Do you know why Van Jacobson invented the famous Additive Increase, Multiplicative Decrease (AIMD) algorithm in 1988? It was the result of an unexpected Internet collapse. Initially, the Internet had been designed without any congestion control. In fact, the Internet was not supposed to become so popular! Nobody was worrying on congestion before 1984 (RFC 896). But then a congestion collapse happened in 1986 when the NSFnet phase-I backbone dropped three orders of magnitude from its capacity of 32 kbit/s to 40 bit/s.
AIMD has been integrated in TCP in 1988 to prevent, control and eliminate congestions in the Internet. Investigating this protocol in depth for more than 10 years, I am still fascinated by its genius. It is a completely distributed algorithm designed and implemented by a community, via a test and try approach, and has evolved to adapt to new networking technologies, such as WiFi, ultra fast wide area networks or datacenter networks, etc. This highly collaborative congestion control algorithm, embedded in each Internet end node is just brilliant. The rocket science behind this artistic invention, has been realized recently when it was modeled for the first time by a famous Control Theory team at Caltech in the last decade. The key of the stability of the Internet resides in the feedback loop of the TCP algorithm. TCP is really difficult to tune for high performance, but it transport data in all situations and is really robust!
In 2006, I tried with my team to reproduce an Internet collapse at the TCP train wreck workshop organized by the Clean Slate lab at Stanford. All the big names of TCP/IP where there. We generated thousand of flows from hundreds of independent sources in our academic cloud (Grid5000). We were able to simulate, in real time and in front of all of the fathers of TCP, an Internet collapse. In less than two minutes we were able to block myriads of sources. But, only for a couple of minutes. After this we progressively saw all the sources come back to life and after some time our “Internet” state was normal again.
TCP is working very well, and even if rate and burstiness are increasing tremendously, an Internet collapse will probably never occur again. However, over time we observe that we suffer very bad performance, unbearable latencies, abundant useless retransmissions and bandwidth wastage, because TCP is not designed for low delays, or differentiated or high bandwidth. TCP is a solution designed for transporting homogeneous small size files and barely fits well any other scenarios.
TCP is all about the automation of TEST & TEST. You start slow then you increase linearly your sending rate until you reach the limit of capacity of your path. Then you back off and start testing the path up to the limit again, in a continuous feedback loop.

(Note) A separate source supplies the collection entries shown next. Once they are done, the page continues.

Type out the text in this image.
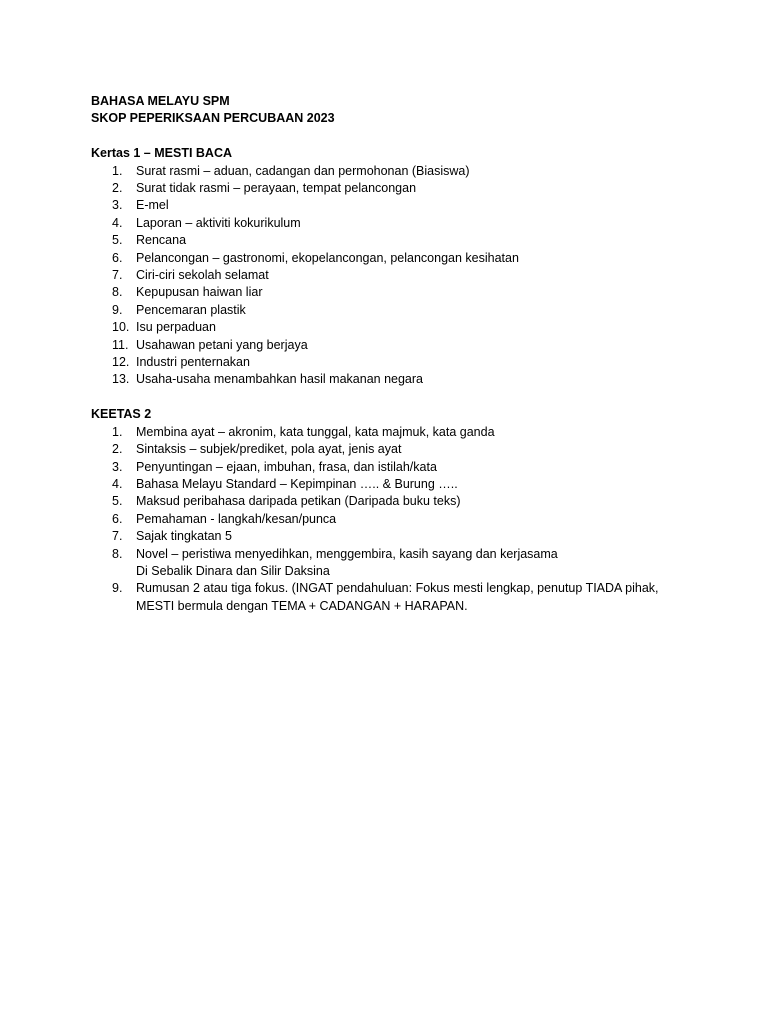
BAHASA MELAYU SPM
SKOP PEPERIKSAAN PERCUBAAN 2023
Kertas 1 – MESTI BACA
1.	Surat rasmi – aduan, cadangan dan permohonan (Biasiswa)
2.	Surat tidak rasmi – perayaan, tempat pelancongan
3.	E-mel
4.	Laporan – aktiviti kokurikulum
5.	Rencana
6.	Pelancongan – gastronomi, ekopelancongan, pelancongan kesihatan
7.	Ciri-ciri sekolah selamat
8.	Kepupusan haiwan liar
9.	Pencemaran plastik
10. Isu perpaduan
11. Usahawan petani yang berjaya
12. Industri penternakan
13. Usaha-usaha menambahkan hasil makanan negara
KEETAS 2
1.	Membina ayat – akronim, kata tunggal, kata majmuk, kata ganda
2.	Sintaksis – subjek/prediket, pola ayat, jenis ayat
3.	Penyuntingan – ejaan, imbuhan, frasa, dan istilah/kata
4.	Bahasa Melayu Standard – Kepimpinan ….. & Burung …..
5.	Maksud peribahasa daripada petikan (Daripada buku teks)
6.	Pemahaman - langkah/kesan/punca
7.	Sajak tingkatan 5
8.	Novel – peristiwa menyedihkan, menggembira, kasih sayang dan kerjasama
Di Sebalik Dinara dan Silir Daksina
9.	Rumusan 2 atau tiga fokus. (INGAT pendahuluan: Fokus mesti lengkap, penutup TIADA pihak,
MESTI bermula dengan TEMA + CADANGAN + HARAPAN.
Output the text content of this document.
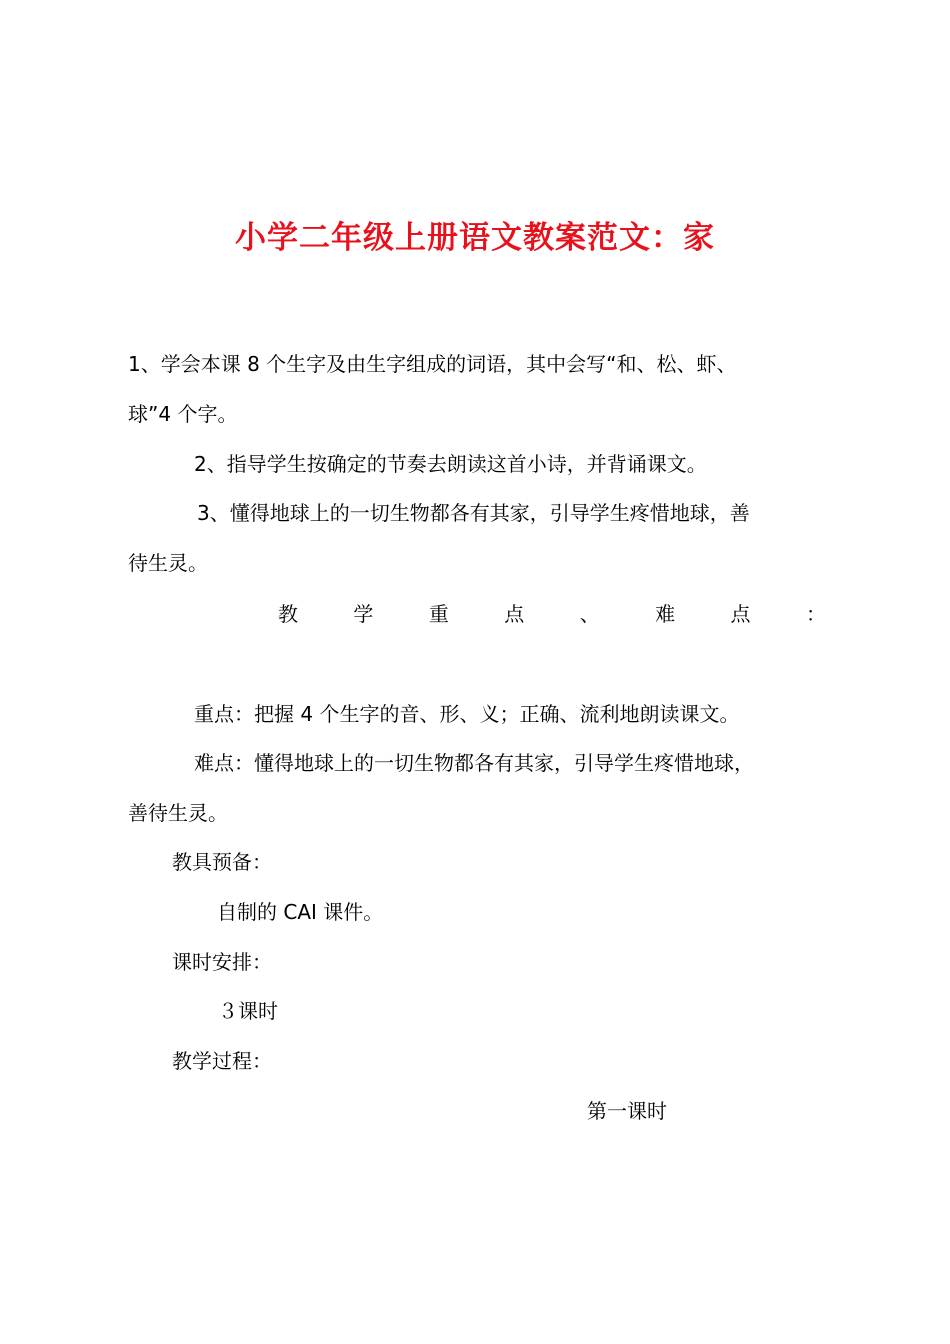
小学二年级上册语文教案范文：家
1、学会本课 8 个生字及由生字组成的词语，其中会写“和、松、虾、
球”4 个字。
2、指导学生按确定的节奏去朗读这首小诗，并背诵课文。
3、懂得地球上的一切生物都各有其家，引导学生疼惜地球，善
待生灵。
教	学	重	点	、	难	点	：
重点：把握 4 个生字的音、形、义；正确、流利地朗读课文。
难点：懂得地球上的一切生物都各有其家，引导学生疼惜地球，
善待生灵。
教具预备：
自制的 CAI 课件。
课时安排：
３课时
教学过程：
第一课时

Let’s be very pragmatic and come back to the cloud. I assume that if you choose to adopt the cloud, it is because you can develop your great ideas with a small budget. The majority of businesses are in the cloud for this reason indeed – to save time and money! It’s not just for fun or pleasure! For these reasons, you will want to rapidly get the best return on your investment. Getting the maximum leverage for your money is a key part of the game!
We are no more in the context of a free and unlimited Internet, where all flows cooperate very well. In fact, since 20 years we are struggling with this design and the need for more predictability in Internet. This is exacerbated in the Cloud. We are in a very competitive world and we pay for the resources we need. The new trend is to cost optimize each individual infrastructure! In this scenario, we do not expect much collaboration, nor do we expect the user will back off automatically to be nice with his neighbors. This is not just happening for bandwidth sharing, but for all resources which are shared in the Cloud.
It’s a strange game! And we certainly need to (re:)invent a sort of automated “congestion control” solution for the cloud to stop critical bottlenecks and resource starvation from interfering with successful service delivery, a feedback loop to constantly adapt the networks of resources to the activity of their respective heterogeneous applications.